3 questions JC Gallotta
© Simon Cavalier

Comment avez-vous imaginé Nous, résidents de la République ?
Nous avons fait un premier travail à EST avec le metteur en scène Moïse Touré il y a deux ans. Des ateliers, des présentations scéniques.
Le Président de l’Université, Patrick Lévy, et l’équipe de la Direction de la Culture et de la culture scientifique ont pensé que nous pourrions aller plus loin et proposer quelque
chose de plus vaste. Nous avons donc imaginé un projet qui englobe les étudiants, les personnels, les enseignantschercheurs, tous les « résidents » du campus, et de ce fait des personnes de tous âges, un peu à la manière de ce que nous avions fait dans nos « Chroniques chorégraphiques » ou de ce que nous venons de faire avec « Rêves de Bourges ». Nous avons baptisé ce projet Nous, résidents de la République en hommage à Alain Bashung disparu il y a dix ans et parce qu’il nous apparaît que ce type de travail excède le champ artistique lui-même, il est aussi un rendez-vous citoyen.

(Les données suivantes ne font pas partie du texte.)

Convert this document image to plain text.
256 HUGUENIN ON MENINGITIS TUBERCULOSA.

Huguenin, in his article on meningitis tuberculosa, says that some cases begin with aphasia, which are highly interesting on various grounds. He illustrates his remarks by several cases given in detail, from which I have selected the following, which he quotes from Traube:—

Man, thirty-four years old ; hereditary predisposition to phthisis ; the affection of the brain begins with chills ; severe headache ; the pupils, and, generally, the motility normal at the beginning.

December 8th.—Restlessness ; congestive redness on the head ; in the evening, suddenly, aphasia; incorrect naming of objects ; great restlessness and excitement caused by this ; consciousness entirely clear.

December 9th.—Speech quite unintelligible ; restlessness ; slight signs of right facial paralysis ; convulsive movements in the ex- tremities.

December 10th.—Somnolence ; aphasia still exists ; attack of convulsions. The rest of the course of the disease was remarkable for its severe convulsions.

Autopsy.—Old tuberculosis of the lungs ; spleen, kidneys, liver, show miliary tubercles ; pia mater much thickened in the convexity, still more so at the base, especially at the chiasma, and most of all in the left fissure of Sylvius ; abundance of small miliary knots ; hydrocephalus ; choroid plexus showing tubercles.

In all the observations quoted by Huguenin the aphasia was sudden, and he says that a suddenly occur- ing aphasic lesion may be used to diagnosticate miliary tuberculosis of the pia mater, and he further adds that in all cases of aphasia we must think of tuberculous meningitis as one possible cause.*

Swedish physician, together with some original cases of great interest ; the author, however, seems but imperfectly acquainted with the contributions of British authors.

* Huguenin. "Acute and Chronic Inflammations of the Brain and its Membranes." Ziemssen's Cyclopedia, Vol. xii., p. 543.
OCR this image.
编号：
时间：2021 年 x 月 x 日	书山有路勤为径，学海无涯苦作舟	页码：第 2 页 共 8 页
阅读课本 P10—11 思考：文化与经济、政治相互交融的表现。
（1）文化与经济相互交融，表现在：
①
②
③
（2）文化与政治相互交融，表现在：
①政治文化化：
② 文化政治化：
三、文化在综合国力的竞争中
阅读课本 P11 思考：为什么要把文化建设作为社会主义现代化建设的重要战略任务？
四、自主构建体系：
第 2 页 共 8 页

Qu’est-ce qui vous séduit dans cette idée d’un projet participatif et pluridisciplinaire ?
Au-delà de nos spectacles produits et montrés dans des conditions habituelles, nous avons toujours cherché à faire sortir l’acte artistique de son territoire, en ouvrir d’autres, inventer d’autres formes, avec d’autres publics, d’autres participants et d’autres disciplines. La danse permet cela. C’est un art labile, enclin à se nourrir de tout, de texte, de
musique, de gestuelles venues d’ailleurs. La danse n’a pas de limites, elle peut être onirique, politique, abstraite, combattante. Un projet participatif et pluridisciplinaire comme celui-là permet à la danse d’explorer toutes ses potentialités. À partir de tous les corps, de toutes les propositions, de toutes les disciplines, elle a cette faculté de
pouvoir construire un objet artistique cohérent et harmonieux.

Pourquoi ce projet vous tient-il à coeur ?
Peut-être d’abord parce que je suis d’ici, de Grenoble, que le contact avec les forces vives de ce territoire m’importe. Travailler sur ce projet avec le campus de l’Université Grenoble-Alpes a une double vertu : c’est en effet travailler avec le local mais sans s’y enfermer, car ce local est nourri de gens souvent venus d’ailleurs, voire de loin, parfois
pour quelques années seulement. Ils nous apportent ce qu’ils sont et la danse, comme d’ailleurs la cité elle-même, a terriblement besoin de cet entremêlement de souffles différents. « Nous, résidents de la République » a aussi pour objet de rassembler. Avec des moyens artistiques, nous avons ce travail à faire de combattre l’éclatement de nos vies, le dispersement de nos chemins, la barrière des âges et des générations, les communautarismes qui nous guettent.